Note: coldiag2 is an updated version of coldiag by Joseph Harkness. Note that the lastest version has slightly different defaults:

* a constant term is added to the varlist * the full output with variance decomposition proportions is printed

Use "coldiag2 varlist, nofull noconstant" for backward compatibility with coldiag.

coldiag2 is an implementation of the regression collinearity diagnostic procedures found in Belsley, Kuh, and Welsch (1980). These procedures examine the "conditioning" of the matrix of independent variables.

In the first syntax form, coldiag2 is used as a post-estimation command after an estimation procedure such as regress. Collinearity diagnostics are based on the interrelationships among the independent variables so they are appropriate for models other than linear regression. coldiag2 uses the sample selected by any if or in options in that command and will include an intercept according to the model that was estimated.

In the second syntax form, a varlist is specified. if or in options can be used to restrict the sample. Missing values will be deleted listwise. By default, an intercept term will be added to the varlist; this can be suppressed using the noconstant option.

prnt_cx is called by coldiag2 to print the condition indexes and variance-decompostion proportions. It can also be run after coldiag2 to print the variance decomposition proportions using different options. Note that coldiag2 will usually be fast enough to simply rerun the command with different options, unless the dataset is very largen and a large number of independent variables are used.

Options

nofull By default, coldiag2 prints the condition number and variance decomposition proportions. Use nofull to produce only the condition number.

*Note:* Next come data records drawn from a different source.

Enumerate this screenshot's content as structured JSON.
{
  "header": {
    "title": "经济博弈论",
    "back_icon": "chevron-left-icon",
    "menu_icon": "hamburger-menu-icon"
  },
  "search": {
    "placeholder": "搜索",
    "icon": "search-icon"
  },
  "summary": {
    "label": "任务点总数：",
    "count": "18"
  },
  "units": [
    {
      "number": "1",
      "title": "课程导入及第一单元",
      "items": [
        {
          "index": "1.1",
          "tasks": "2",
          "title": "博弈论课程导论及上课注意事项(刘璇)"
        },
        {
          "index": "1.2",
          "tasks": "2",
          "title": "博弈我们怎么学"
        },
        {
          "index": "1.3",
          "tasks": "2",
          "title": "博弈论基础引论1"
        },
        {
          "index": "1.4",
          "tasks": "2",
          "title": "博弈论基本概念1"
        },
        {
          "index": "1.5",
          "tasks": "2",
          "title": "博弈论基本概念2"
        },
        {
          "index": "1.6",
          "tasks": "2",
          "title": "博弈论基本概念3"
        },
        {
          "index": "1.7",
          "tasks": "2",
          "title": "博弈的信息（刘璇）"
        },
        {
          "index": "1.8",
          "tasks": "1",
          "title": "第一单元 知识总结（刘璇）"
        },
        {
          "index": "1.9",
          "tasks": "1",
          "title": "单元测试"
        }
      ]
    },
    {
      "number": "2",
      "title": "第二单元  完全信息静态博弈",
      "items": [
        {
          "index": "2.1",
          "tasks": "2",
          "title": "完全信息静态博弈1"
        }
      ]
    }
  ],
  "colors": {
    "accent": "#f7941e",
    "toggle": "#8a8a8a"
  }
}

noscale does not scale each column vector to unit length. (This scaling is recommended by Belsley et al)

corr calculates collinearity diagnostics based on a correlation matrix.

noconstant does not add an intercept term to the varlist.

eigenval prints the eigenvalues of the SSCP matrix. Default is noeigenval.

w specifies the width for printing the result. Default is 12.

d specifies the decimal places for printing the result. Default is 2.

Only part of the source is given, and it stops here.